Residents who survived the attack said they remembered Haidarzi walking around near the rubble and calling his wife's phone, hoping for a miracle. Hours passed and there was no sign of her.
Then, at 5:56 p.m., he received a notification from the cell phone company he was desperately trying to contact. “Dear me, I'm back online,” it read.
Rescuers had just discovered her body and her mobile phone next to Timofey.
Mr. Haidarji's attention is now focused on Rigi.
“Sometimes she asks where her mother and Timosha are, and we tell her they are in heaven with Jesus,” he said, using Timofey's nickname. “Thank God she doesn't understand, because that would be traumatic for the child.”
The death brought back painful memories for Anna's family. In 1968, during the Soviet Union's crackdown on religious groups, her grandfather, a Baptist minister, was imprisoned for five years and then exiled to eastern Siberia. Her mother spent part of her childhood there.
On a recent afternoon, around a table strewn with pastries and sandwiches, the family reflected on three generations oppressed or killed by Moscow.

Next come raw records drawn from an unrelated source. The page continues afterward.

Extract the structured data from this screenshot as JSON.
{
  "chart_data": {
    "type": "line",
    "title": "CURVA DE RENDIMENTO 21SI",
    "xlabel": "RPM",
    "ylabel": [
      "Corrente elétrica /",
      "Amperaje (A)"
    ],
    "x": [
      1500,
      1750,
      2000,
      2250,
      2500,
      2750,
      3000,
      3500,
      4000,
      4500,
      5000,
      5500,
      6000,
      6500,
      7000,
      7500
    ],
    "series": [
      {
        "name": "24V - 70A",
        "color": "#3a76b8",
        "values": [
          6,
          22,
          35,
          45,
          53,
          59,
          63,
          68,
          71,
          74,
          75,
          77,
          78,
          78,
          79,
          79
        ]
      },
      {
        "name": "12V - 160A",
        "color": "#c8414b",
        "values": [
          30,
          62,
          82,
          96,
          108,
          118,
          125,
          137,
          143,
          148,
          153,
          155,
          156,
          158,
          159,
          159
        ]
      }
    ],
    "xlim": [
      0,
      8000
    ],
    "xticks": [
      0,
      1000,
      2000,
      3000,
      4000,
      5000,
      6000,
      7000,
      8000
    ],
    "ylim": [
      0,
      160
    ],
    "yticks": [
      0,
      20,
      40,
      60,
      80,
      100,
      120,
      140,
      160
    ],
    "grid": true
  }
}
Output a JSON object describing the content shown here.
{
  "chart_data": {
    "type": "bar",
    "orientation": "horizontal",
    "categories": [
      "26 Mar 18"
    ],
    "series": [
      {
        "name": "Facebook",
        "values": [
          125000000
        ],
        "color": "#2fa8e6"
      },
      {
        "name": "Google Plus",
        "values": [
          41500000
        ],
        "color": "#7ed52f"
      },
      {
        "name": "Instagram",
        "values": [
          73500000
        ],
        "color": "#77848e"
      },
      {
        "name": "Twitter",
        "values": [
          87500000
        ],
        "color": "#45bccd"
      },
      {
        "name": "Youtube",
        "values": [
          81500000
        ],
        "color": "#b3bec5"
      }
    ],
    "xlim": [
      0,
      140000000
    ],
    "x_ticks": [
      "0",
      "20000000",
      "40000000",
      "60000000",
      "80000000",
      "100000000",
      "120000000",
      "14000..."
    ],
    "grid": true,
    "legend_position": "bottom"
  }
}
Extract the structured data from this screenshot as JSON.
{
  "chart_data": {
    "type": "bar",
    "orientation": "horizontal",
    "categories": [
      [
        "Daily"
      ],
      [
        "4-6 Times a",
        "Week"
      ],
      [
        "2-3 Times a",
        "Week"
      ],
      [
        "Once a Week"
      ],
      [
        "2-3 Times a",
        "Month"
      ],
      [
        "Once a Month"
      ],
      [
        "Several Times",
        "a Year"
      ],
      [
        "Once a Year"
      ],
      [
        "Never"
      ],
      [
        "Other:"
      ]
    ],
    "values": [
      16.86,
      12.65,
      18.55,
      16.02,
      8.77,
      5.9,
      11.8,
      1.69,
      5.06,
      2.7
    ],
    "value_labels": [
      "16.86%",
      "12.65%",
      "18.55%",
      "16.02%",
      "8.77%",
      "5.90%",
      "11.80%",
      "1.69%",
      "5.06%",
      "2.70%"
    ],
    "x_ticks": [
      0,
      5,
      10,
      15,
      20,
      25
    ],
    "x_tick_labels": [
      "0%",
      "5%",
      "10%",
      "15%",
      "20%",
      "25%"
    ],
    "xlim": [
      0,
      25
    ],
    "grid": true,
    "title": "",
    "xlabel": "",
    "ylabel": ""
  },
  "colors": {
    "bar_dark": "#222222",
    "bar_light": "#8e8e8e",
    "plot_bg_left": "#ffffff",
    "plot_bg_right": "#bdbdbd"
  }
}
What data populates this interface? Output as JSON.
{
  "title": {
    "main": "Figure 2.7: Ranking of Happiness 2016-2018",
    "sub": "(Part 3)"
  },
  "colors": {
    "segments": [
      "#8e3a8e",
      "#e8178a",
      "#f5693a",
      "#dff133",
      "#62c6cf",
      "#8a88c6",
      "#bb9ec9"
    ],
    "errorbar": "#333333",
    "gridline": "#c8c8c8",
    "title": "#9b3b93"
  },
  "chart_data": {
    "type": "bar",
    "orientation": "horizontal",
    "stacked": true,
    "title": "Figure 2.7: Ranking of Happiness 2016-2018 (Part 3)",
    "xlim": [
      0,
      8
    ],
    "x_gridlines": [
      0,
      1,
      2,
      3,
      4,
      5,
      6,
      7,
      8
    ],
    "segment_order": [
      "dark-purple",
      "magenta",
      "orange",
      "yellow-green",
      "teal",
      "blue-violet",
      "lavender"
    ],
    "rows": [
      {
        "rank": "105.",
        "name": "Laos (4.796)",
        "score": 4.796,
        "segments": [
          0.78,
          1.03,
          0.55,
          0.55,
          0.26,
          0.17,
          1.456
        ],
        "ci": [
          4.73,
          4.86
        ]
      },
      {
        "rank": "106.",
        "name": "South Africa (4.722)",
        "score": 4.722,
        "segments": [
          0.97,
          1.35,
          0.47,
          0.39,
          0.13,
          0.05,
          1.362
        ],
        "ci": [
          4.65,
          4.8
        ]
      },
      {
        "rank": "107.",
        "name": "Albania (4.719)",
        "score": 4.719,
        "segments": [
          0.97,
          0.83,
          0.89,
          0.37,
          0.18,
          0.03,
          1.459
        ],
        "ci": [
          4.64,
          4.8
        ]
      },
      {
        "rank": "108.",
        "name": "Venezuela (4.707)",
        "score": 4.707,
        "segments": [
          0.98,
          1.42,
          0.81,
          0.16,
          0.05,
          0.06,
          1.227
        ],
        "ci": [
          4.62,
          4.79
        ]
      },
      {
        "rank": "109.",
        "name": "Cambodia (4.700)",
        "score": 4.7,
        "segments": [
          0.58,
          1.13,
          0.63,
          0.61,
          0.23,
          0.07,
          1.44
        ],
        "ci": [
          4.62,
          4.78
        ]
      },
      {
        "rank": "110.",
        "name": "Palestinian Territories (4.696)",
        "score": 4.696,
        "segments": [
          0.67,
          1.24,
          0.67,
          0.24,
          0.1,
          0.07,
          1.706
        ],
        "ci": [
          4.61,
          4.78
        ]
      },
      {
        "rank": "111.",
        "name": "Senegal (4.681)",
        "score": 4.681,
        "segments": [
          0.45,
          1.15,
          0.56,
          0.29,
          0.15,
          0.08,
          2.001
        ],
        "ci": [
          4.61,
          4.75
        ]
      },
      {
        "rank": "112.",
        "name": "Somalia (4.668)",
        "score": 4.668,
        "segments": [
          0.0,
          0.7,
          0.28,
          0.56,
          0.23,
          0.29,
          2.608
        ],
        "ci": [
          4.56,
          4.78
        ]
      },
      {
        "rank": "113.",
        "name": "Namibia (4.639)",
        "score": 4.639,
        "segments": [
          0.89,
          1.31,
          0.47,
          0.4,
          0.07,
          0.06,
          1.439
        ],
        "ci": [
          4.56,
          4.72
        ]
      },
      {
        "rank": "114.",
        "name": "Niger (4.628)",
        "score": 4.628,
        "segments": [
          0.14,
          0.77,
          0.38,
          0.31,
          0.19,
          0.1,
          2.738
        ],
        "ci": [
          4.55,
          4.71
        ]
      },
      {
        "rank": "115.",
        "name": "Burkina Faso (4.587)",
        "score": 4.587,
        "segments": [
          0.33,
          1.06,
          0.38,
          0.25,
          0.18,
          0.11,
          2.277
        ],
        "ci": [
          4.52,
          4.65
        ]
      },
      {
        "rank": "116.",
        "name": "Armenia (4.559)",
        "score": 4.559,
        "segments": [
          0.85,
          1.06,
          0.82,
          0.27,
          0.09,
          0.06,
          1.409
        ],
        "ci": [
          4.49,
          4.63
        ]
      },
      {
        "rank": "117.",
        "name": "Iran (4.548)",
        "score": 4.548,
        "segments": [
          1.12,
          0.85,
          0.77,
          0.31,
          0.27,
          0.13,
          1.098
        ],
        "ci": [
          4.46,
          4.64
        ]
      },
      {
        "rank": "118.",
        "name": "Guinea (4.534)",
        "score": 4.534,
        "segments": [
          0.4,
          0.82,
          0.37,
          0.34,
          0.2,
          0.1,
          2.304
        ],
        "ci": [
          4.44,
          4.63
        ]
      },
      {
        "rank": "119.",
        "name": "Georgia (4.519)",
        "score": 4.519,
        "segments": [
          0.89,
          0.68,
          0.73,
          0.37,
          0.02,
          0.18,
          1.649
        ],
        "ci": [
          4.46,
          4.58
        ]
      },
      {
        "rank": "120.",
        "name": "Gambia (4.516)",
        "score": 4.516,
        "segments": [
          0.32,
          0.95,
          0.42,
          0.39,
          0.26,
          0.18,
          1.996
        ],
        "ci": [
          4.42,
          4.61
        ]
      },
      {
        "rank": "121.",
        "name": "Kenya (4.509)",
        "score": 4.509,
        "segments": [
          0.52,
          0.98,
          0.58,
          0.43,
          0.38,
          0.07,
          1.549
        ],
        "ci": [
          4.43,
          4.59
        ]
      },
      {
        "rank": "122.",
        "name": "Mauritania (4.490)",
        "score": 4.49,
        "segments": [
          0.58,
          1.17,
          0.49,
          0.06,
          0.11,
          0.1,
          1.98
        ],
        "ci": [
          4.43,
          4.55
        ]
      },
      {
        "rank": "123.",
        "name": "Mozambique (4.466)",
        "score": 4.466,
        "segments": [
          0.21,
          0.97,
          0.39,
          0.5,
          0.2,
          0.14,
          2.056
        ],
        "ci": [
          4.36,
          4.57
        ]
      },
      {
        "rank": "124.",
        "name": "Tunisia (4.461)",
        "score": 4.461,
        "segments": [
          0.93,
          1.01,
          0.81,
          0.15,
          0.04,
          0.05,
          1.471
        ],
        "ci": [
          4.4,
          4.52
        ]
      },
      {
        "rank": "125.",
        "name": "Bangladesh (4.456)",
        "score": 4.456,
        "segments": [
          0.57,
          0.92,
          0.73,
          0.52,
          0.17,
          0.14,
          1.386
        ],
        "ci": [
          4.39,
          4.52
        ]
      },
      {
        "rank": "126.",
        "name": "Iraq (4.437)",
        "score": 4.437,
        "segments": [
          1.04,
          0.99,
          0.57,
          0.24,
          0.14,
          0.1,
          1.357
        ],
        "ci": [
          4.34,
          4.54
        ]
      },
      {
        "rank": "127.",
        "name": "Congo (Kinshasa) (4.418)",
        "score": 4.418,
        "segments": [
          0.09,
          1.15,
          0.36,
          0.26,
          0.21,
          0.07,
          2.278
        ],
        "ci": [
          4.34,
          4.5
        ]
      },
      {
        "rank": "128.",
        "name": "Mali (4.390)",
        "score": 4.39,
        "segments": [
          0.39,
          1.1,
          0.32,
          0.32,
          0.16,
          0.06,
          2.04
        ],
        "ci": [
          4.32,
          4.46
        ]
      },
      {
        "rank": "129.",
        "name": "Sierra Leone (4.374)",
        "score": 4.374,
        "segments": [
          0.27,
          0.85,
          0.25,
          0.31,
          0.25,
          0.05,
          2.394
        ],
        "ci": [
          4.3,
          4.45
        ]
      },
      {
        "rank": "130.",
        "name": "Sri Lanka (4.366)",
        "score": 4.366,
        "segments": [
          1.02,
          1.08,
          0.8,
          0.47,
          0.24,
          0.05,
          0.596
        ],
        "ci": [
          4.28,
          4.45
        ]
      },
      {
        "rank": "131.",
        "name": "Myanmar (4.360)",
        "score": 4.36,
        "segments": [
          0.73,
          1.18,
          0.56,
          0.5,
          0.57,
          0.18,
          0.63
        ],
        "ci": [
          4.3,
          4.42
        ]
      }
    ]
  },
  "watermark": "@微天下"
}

Anna's father, Mykola Sidak, said the Kremlin was now trying to reassert control over Ukraine “so Russia can get everything from the Soviet Union again.”
The family's story and grief resonated widely in Ukraine. More than 700 people attended his funeral on March 6, at the same church where they were married. According to his family, Ukrainian President Volodymyr Zelenskiy was also scheduled to attend, but had to cancel after a Russian missile landed several hundred meters from him during a visit to Odesa that day, killing five people. .
The sound of a missile explosion echoed throughout the funeral, startling the mourners.
Reflecting on his life at a separate memorial service, Haidarzi said: “Everything happened so quickly for us.”
“I couldn't believe I was married and had such a wonderful wife. Everyone asked me, 'Can you believe it?' I said no. 'At that time I couldn't believe we were having a child,' she said of Timofey. “And now I can't believe they're no longer with us.”
Daria Mitiuk Contributed to the report.